In a recent ruling, the French Court of Cassation once again recalled the main principles applicable in this area (Com. 2 June 2021, n°20-13.735)

What are the elements characterizing the de facto direction

As a rule, any person who carries out positive acts of management and direction involving the company, in complete freedom and independence, on a continuous and regular basis, can be qualified as a “de facto director” and incur the same responsibility as a “de jure director”, even though this person is neither an employee nor a partner of the company.

The case that caught the attention of the Court dealt with the application of sanctions incurred by managers of companies placed into receivership or judicial liquidation, such as personal bankruptcy, – which is now replaced by the “action en comblement de passif” (action for making up the debts) – or prohibition to manage a company,  to de facto directors.

This decision, by which the Court decided on the qualification of “de facto director” remains relevant, even following the reform of sanctions applicable to collective proceedings introduced by the law of 18 November 2016 (Law No. 2016-1547).
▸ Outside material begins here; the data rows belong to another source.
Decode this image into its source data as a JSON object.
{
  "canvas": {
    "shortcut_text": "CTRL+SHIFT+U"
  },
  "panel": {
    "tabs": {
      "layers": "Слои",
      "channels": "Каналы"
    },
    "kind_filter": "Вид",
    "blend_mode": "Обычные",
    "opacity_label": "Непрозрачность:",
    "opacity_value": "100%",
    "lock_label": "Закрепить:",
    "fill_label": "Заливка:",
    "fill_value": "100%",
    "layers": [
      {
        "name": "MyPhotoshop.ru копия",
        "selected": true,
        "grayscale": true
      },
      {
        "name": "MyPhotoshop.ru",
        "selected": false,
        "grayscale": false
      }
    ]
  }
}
In this case, the Court held that a person, who was neither an employee, nor a representative of the company, was a de facto director, on the ground that he used an e-mail address within the company (containing the company’s domain name), by which he had been able to play a “driving role”, for the following reasons:

  • The manager and de jure director of the company, asked this person for an opinion for any important decisions involving the firm (sale of an asset, follow-up of ongoing legal proceedings) and acted as a mere executor.
  • The person gave instructions for bank transfers and for arranging a travel in order to sign deeds of assignment.
  • Employees and service providers of the company made this person appear as the decision-maker in their correspondence.